Term/typedef in feature_property.obo #73

Open puethe opened 6 years ago

puethe commented 6 years ago

Hi,

I'm working on setting up a new Chado database from scratch with minimum amount of hardcoding. feature_property.obo definitely is a great help for that.

However, I noticed that all entries are in 'typedef' stanzas. From other ontologies (e.g. GO), I learned that 'typedef' stanzas are only used for relationships (and thus I store those in Chado with flag is_relationshiptype=1). This is also how I understood it from the OBO format guide.

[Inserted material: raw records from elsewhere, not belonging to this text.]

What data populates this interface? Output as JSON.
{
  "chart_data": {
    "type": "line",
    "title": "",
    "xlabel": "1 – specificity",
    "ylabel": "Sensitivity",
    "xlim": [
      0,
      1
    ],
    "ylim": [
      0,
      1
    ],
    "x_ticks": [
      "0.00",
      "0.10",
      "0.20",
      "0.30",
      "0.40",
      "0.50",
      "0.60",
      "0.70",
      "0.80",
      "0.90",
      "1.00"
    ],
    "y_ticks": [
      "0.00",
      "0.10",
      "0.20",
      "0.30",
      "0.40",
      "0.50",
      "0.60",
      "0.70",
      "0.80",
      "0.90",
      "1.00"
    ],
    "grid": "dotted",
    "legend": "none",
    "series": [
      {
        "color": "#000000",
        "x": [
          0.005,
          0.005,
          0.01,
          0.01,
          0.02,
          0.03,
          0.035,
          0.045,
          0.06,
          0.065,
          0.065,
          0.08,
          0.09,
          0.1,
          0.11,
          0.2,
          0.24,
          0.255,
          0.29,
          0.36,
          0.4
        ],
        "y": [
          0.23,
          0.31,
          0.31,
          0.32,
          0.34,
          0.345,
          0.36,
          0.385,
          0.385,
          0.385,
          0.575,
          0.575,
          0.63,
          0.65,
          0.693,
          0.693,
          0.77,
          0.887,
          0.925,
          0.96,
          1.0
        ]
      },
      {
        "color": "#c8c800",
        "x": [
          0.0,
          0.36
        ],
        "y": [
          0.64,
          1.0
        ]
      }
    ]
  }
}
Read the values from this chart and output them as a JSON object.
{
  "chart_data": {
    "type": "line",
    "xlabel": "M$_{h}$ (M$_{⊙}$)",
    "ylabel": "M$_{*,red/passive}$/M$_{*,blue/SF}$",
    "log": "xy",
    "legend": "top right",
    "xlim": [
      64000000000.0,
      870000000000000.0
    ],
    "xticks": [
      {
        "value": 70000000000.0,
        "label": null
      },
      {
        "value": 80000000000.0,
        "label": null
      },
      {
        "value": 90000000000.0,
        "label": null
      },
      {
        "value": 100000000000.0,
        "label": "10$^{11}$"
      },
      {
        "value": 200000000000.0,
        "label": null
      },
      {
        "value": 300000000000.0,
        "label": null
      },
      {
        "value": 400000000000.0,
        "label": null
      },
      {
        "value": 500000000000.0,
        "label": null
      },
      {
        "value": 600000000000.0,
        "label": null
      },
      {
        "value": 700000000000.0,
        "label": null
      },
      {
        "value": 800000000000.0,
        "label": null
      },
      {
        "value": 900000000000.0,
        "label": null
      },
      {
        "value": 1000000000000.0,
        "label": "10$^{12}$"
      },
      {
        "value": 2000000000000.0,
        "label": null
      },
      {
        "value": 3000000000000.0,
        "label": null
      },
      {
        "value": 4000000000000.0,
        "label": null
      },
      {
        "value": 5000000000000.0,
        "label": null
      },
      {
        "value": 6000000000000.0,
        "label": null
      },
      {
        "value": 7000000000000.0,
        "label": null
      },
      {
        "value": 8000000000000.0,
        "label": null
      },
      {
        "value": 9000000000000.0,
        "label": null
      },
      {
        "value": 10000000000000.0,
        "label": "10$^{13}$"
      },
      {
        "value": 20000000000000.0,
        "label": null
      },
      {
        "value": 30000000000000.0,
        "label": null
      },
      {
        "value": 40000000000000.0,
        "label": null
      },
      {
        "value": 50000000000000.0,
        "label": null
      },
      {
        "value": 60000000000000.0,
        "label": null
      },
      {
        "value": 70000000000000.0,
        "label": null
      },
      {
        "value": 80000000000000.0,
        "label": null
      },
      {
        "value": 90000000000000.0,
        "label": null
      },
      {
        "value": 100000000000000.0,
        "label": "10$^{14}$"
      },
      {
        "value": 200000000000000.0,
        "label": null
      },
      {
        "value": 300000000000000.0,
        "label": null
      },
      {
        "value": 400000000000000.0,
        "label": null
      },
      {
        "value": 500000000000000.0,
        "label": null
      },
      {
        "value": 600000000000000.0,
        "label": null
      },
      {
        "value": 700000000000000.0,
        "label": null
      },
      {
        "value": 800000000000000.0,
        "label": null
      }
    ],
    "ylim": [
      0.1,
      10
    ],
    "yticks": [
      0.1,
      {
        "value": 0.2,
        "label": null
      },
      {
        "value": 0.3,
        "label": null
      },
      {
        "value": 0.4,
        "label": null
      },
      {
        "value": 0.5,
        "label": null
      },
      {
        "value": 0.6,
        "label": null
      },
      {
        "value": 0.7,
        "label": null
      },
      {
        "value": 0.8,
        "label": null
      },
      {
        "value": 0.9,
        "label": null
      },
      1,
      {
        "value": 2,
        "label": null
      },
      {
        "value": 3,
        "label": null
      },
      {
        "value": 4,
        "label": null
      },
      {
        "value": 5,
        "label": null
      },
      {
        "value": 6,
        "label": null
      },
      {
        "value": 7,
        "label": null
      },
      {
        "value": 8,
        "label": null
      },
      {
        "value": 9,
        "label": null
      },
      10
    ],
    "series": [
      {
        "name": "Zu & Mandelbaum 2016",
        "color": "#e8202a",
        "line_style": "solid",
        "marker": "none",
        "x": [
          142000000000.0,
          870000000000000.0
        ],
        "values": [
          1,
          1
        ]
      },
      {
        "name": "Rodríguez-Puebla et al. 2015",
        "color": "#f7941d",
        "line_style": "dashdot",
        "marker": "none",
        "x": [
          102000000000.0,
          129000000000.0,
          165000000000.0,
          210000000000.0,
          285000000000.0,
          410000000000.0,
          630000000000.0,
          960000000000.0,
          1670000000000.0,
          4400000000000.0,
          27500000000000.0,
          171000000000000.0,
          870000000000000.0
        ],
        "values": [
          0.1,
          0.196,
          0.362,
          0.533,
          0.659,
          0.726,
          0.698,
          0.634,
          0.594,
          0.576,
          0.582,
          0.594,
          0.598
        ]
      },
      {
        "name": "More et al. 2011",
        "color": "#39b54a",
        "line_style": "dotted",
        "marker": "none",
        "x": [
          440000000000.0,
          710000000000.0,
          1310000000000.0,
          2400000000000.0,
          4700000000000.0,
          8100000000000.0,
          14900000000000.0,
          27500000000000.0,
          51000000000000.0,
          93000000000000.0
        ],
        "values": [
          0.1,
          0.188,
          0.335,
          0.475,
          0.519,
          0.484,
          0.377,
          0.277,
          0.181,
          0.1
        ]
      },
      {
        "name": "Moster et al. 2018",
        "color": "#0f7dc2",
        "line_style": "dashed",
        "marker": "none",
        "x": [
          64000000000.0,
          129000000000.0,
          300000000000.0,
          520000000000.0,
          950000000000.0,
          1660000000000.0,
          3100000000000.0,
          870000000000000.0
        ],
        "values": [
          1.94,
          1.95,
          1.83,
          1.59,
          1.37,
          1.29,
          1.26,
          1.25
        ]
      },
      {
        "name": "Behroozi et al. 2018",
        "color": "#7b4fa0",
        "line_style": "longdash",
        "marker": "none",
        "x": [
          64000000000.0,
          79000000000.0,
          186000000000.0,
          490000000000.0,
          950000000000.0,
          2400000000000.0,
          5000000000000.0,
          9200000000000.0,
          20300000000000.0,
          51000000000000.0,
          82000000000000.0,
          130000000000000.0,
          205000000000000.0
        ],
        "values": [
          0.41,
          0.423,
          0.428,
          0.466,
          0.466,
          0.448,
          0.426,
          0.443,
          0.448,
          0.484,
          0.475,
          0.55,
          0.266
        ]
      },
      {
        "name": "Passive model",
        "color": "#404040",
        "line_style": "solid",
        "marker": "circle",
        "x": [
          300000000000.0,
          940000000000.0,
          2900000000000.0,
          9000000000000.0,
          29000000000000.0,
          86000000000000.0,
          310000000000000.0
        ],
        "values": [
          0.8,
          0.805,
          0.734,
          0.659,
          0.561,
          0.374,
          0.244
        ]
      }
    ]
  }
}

Certain entries (such as 'linked_to') certainly qualify as relationships, whereas others (such as 'aminoacid') certainly don't. Would there be a way to reflect this in the stanza type? This would be a great help for me.

Thanks, Christoph

P.S. one more minor thing: The header contains two 'default-namespace' lines, one of which has the value 'unknown'. I assume we can do without that - might prevent ambiguities, depending on employed obo parser.

scottcain commented 5 years ago

Hi @puethe the That obo file is fairly old. It wouldn't surprise me if the format/standard has changed out from under it (of course, alternatively, the author (who very well could have been me, I don't remember) didn't understand fully what he or she was doing.

I am reasonably sure that making a change fixing the format would not break things for other users, since, as you say, I don't think anybody is using aminoacid as a relationship :-) If you want to submit a pull request, that would be fine. If not, I'll tag this issue for next month's meeting where will be working on several issues.

cmungall commented 5 years ago

the idea is to use the range constraint; for example

[Typedef]
id: SOFP:aminoacid
name: aminoacid
namespace: feature_property
def: "amino acid coded for by a tRNA transcript feature" [so:cjm]
is_a: SOFP:feature_property
domain: SO:0000253
range: CHEBI:22477

This relates a sequence feature to a particular branch in CHEBI. You can think of feature_relationship formally as an edge between two sequencefeature features, so an approximation of a check is to see if both domain and range are SO IDs (the precise check is to see if the domain and range are both subtypes of SO sequence_feature)

puethe commented 5 years ago

Okay, thanks for the explanation. I think that we can parse this accordingly. @scottcain in this case I won't submit a PR, but many thanks for your reply!